I am generating a large number of elasticsearch documents with random content using python and index them with elasticsearch-py.
Simplified working example (document with just one field):
from elasticsearch import Elasticsearch
from random import getrandbits
es_client = Elasticsearch('https://elastic.host:9200')
for i in range(1,10000000):
document = {'my_field': getrandbits(64)}
es_client.index(index='my_index', document=document)
Since this makes one request per document, I tried to speed it up by sending chunks of 1000 documents each using the _bulk
API. However, my attempts so far have been unsuccessful.
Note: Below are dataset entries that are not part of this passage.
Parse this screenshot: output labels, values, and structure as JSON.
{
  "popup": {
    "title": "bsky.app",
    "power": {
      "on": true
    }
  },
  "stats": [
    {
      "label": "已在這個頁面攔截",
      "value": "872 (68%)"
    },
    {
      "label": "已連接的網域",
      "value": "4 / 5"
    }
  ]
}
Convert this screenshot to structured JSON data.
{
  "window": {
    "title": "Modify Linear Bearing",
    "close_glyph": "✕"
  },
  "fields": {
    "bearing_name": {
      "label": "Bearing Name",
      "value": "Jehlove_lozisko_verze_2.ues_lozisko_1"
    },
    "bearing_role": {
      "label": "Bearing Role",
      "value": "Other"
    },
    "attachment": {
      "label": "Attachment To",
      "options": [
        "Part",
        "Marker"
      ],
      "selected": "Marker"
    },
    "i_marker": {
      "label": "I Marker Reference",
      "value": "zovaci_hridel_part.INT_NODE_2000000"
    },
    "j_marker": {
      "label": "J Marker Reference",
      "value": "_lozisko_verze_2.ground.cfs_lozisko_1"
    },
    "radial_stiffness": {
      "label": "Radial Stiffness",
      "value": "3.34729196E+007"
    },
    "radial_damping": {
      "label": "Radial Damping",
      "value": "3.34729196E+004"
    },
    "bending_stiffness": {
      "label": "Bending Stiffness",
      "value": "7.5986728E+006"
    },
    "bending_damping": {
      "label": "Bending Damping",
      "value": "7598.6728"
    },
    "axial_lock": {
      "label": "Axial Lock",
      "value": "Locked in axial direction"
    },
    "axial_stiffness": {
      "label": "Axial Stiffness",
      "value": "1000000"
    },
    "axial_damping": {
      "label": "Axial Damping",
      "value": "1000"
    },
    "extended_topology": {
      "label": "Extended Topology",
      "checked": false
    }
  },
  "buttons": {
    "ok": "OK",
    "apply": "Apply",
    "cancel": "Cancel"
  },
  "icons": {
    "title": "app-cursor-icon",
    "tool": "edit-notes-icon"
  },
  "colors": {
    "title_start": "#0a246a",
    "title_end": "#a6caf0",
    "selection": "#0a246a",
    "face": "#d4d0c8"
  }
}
My understanding from the docs is that you can pass an iterable to bulk()
, so I tried:
from elasticsearch import Elasticsearch
from random import getrandbits
es_client = Elasticsearch('https://elastic.host:9200')
document_list = []
for i in range(1,10000000):
document = {'my_field': getrandbits(64)}
document_list.append(document)
if i % 1000 == 0:
es_client.bulk(operations=document_list, index='my_index')
document_list = []
but this results in a
elasticsearch.BadRequestError: BadRequestError(400, 'illegal_argument_exception', 'Malformed action/metadata line [1], expected START_OBJECT or END_OBJECT but found [VALUE_STRING]')